Porque es cierto que la experimentación
digital de Mann permite avizorar, entre otras cosas, la Gran Depresión y
relacionarla con la actual crisis económica, entablando paralelismos entre
el nacimiento del FBI y el Acta Patriótica (dos entidades nacidas
supuestamente para brindar seguridad a los ciudadanos, pero convertidas en
instrumentos de opresión y represión); las nociones de espectáculo y
mediatización; el nacimiento de las telarañas criminales urbanas, ahora
consolidadas y expandidas; el surgimiento de las corporaciones mafiosas, muy
parecidas a las corporaciones legales de la actualidad. Se pueden encontrar
numerosos elementos ya presentes en los anteriores films de este cineasta,
alguien que ya desde hace rato viene citando su propia obra, como revisando
–ya que no repitiendo– sus películas una y otra vez, buscando siempre algo
nuevo en ellas. Es por eso que aparecen ciudades que tras su velo glamoroso
esconden historias de violencia y horror (como en Colateral o
Miami Vice); profesionales de los que ya quedan pocos, esos que
desarrollan sentimientos de empatía más allá del bando en que se
encuentren (como en Fuego contra fuego o Cazador de hombres);
un Estado inoperante hasta en su mayor eficacia, que persigue al que se
revela (como en Alí); jefes corporativos que utilizan métodos que,
tanto fuera como dentro de la ley, se asemejan (como en El informante).

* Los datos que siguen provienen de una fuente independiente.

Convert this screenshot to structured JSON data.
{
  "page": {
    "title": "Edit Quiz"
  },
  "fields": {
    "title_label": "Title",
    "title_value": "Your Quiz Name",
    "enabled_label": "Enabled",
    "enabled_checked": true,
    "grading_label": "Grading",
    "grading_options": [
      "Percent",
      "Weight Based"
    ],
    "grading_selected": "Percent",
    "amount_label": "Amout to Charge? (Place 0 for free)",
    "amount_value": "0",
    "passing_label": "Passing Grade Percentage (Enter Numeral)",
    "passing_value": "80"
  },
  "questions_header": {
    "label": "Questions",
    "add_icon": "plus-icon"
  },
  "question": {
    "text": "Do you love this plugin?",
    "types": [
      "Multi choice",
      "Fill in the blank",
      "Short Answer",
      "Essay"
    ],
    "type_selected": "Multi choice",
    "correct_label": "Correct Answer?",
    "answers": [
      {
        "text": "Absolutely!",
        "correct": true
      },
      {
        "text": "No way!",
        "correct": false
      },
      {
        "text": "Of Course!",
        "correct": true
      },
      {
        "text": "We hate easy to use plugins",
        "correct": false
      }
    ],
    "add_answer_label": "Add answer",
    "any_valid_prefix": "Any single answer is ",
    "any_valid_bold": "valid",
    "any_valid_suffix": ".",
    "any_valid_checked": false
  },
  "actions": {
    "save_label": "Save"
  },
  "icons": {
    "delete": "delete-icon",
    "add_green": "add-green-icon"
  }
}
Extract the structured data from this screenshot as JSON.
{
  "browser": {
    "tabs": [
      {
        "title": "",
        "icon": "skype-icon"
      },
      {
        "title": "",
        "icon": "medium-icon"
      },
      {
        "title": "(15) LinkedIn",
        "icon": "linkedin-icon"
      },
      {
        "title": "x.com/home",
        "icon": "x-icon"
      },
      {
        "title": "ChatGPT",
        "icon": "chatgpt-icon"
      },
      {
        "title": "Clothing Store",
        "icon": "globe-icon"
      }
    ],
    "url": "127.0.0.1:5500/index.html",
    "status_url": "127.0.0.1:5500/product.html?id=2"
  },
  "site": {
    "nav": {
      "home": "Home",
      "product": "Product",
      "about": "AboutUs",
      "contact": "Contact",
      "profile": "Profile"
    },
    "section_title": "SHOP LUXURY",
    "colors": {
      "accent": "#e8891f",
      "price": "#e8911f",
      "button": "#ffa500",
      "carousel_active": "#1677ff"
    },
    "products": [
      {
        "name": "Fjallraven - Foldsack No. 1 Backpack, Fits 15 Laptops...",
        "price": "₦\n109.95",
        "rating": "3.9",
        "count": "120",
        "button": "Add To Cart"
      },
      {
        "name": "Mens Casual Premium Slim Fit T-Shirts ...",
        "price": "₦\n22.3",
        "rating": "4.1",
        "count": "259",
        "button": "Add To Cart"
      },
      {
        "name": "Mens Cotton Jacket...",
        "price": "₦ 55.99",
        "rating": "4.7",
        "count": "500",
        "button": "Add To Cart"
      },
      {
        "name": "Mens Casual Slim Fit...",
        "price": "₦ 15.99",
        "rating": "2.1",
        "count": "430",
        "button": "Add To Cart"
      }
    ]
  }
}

Pero también es cierto que el clasicismo
aplicado a buena parte de las secuencias que involucran el romance (y acá
entra el personaje de Billie Frechette, interpretada por Marion Cotillard,
ganadora del Oscar por su rol de Edith Piaf en La vida en rosa) se
revela forzado y a contramano de la actualidad que transmite el resto
de las imágenes. Algo parecido se puede afirmar del paralelismo sugerido
entre la figura de Dillinger y la del héroe gansgteril del cine a partir de
una cita a Manhattan Drama (protagonizada por Clark Gable), que peca
de obviedad al exponer el status de estrella cuasi hollywoodense alcanzado
por un criminal, supuestamente enemigo público Nº 1, dentro del imaginario
popular.
Donde la perspectiva referida al género y la
época definitivamente funciona es en las escenas de violencia. Los tiroteos,
golpes y muertes en el cine de Michael Mann no buscan la mera
espectacularidad, sino trasferir el impacto del cuerpo de los protagonistas
hacia el espectador. Los disparos duelen, la sangre es vista como
consecuencia de los actos de crueldad, cada herida importa, tiene un
sentido. De ahí que la secuencia de la refriega nocturna en la cabaña esté
llamada a persistir en la memoria, aun en la piel, de quien la contemple.
Romántico como pocos,
Mann reflexiona, analiza y cuestiona en forma permanente el rol desempeñado
por ese outsider que fue Dillinger, un tipo tan al margen de la ley,
tan esquivo a los códigos capitalistas y del sistema de gobierno que, a
pesar de ser buscado obsesivamente por todas las fuerzas policíacas, era
invisible para ellos, incluso a tal punto que era capaz de entrar en una
comisaría sin ser visto. Enemigos públicos retrata la figura del
marginal como un Otro absoluto, indistinguible para la sociedad
“respetable”, alguien que no puede ser advertido físicamente –por más que
esté frente a los ojos de quien lo busca– porque se diferencia moral, ética
e incluso espiritualmente. Y el director de El último de los mohicanos
(otra película sobre el fin de una era y de una forma de vida) se hermana
con este personaje suyo, porque se reconoce, en su pulsión permanente por
esquivar las fórmulas vacías, como un marginal dentro del sistema
hollywoodense actual, donde mandan el marketing y las recetas de probado
éxito. Como Dillinger, es evidente que Mann va a morir en su ley.